The Japanese space agency said Tuesday the Hayabusa2 space probe mission had been a perfect success and the goal of bringing back samples from a distant asteroid was achieved, including the first gas samples from space.
At an online press conference Tuesday, researchers from the Japan Aerospace Exploration Agency (JAXA) said a series of blackish, sandy particles were observed in a storage device from the capsule that landed in an Australian desert on December 6th.
They said the particles were believed to have been collected during the probe’s initial touchdown on the Ryugu asteroid.
The researchers also said that the gas contained in the storage unit came from the asteroid and that this is the first time a sample of gas has been delivered from space to Earth.
JAXA project manager Tsuda Yuichi said it was a dream come true: “We now have asteroid particles from outside the Earth’s atmosphere that we have long dreamed of.”
The Hayabusa2 space probe, launched in December 2014, arrived over the asteroid in June 2018.
The following February, Hayabusa2 successfully landed on Ryugu for the first time and collected rock samples, JAXA said at the time.
The asteroid’s initial landing had to be postponed for a while as JAXA discovered that the asteroid’s surface, which at the time was about 300 million km from Earth and 900 meters in diameter, was rockier than expected and took more time needed to ensure the safe landing of the probe.
However, the agency was able to locate a flat area near Ryugu’s equator that was free of stones larger than two inches.

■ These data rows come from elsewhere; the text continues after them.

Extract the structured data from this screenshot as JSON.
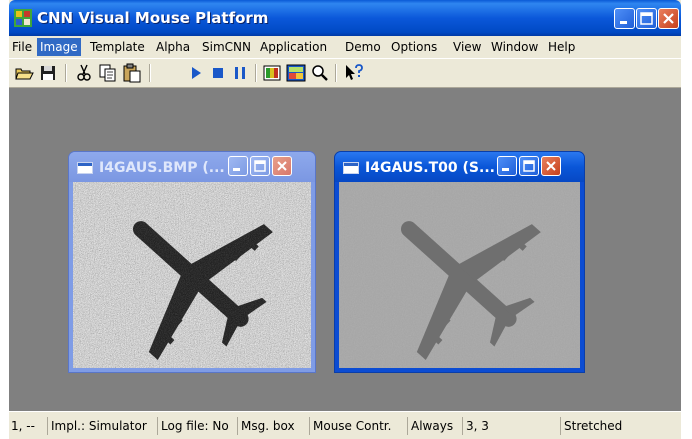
{
  "window": {
    "title": "CNN Visual Mouse Platform"
  },
  "menu": [
    {
      "label": "File"
    },
    {
      "label": "Image"
    },
    {
      "label": "Template"
    },
    {
      "label": "Alpha"
    },
    {
      "label": "SimCNN"
    },
    {
      "label": "Application"
    },
    {
      "label": "Demo"
    },
    {
      "label": "Options"
    },
    {
      "label": "View"
    },
    {
      "label": "Window"
    },
    {
      "label": "Help"
    }
  ],
  "menu_active": "Image",
  "toolbar": [
    {
      "icon": "open-folder-icon"
    },
    {
      "icon": "save-icon"
    },
    {
      "icon": "cut-icon"
    },
    {
      "icon": "copy-icon"
    },
    {
      "icon": "paste-icon"
    },
    {
      "icon": "play-icon"
    },
    {
      "icon": "stop-icon"
    },
    {
      "icon": "pause-icon"
    },
    {
      "icon": "palette-icon"
    },
    {
      "icon": "image-view-icon"
    },
    {
      "icon": "zoom-icon"
    },
    {
      "icon": "context-help-icon"
    }
  ],
  "child_windows": [
    {
      "title": "I4GAUS.BMP (...",
      "state": "inactive",
      "image": "noisy airplane image"
    },
    {
      "title": "I4GAUS.T00 (S...",
      "state": "active",
      "image": "filtered airplane image"
    }
  ],
  "status": [
    "1, --",
    "Impl.: Simulator",
    "Log file: No",
    "Msg. box",
    "Mouse Contr.",
    "Always",
    "3, 3",
    "Stretched"
  ],
  "colors": {
    "title_bar": "#0b58da",
    "workspace": "#808080",
    "menu_highlight": "#316ac5",
    "close_button": "#d5502d"
  }
}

According to JAXA, the scientists successfully landed the probe on a much smaller landing area than originally planned.
According to JAXA, the initial landing zone near the equator was only six meters in diameter.
During its mission, before landing on the asteroid, Hayabusa2 released a small mobile asteroid surface scout, also known as MASCOT, which was jointly developed by the German and French space agencies and successfully landed the asteroid.
Two small robot rovers were also launched from Hayabusa2 and successfully landed on Ryugu, JAXA confirmed.
The rovers took pictures of the asteroid and performed other functions such as measuring its surface temperature.
According to JAXA, the images captured by the robots of Ryugu initially revealed an accumulation of bumpy rocks and a lack of flat surfaces for the main probe to land on.
The 600 kg Hayabusa2, which was launched from Tanegashima Space Center in southwest Japan in December 2014, had no major problems during its entire journey of 3.2 billion kilometers.
The agency said Hayabusa2 would make a total of three landings on the asteroid, collecting soil, rock, and gas samples, and would stay near Ryugu for a year and a half.
Hayabusa2 returns to Earth and the capsule, which may contain samples of soil, rocks, and gas that he collected in Ryugu, now sees its mission complete.
The samples collected are believed to contain water and other materials that could potentially aid life, JAXA said.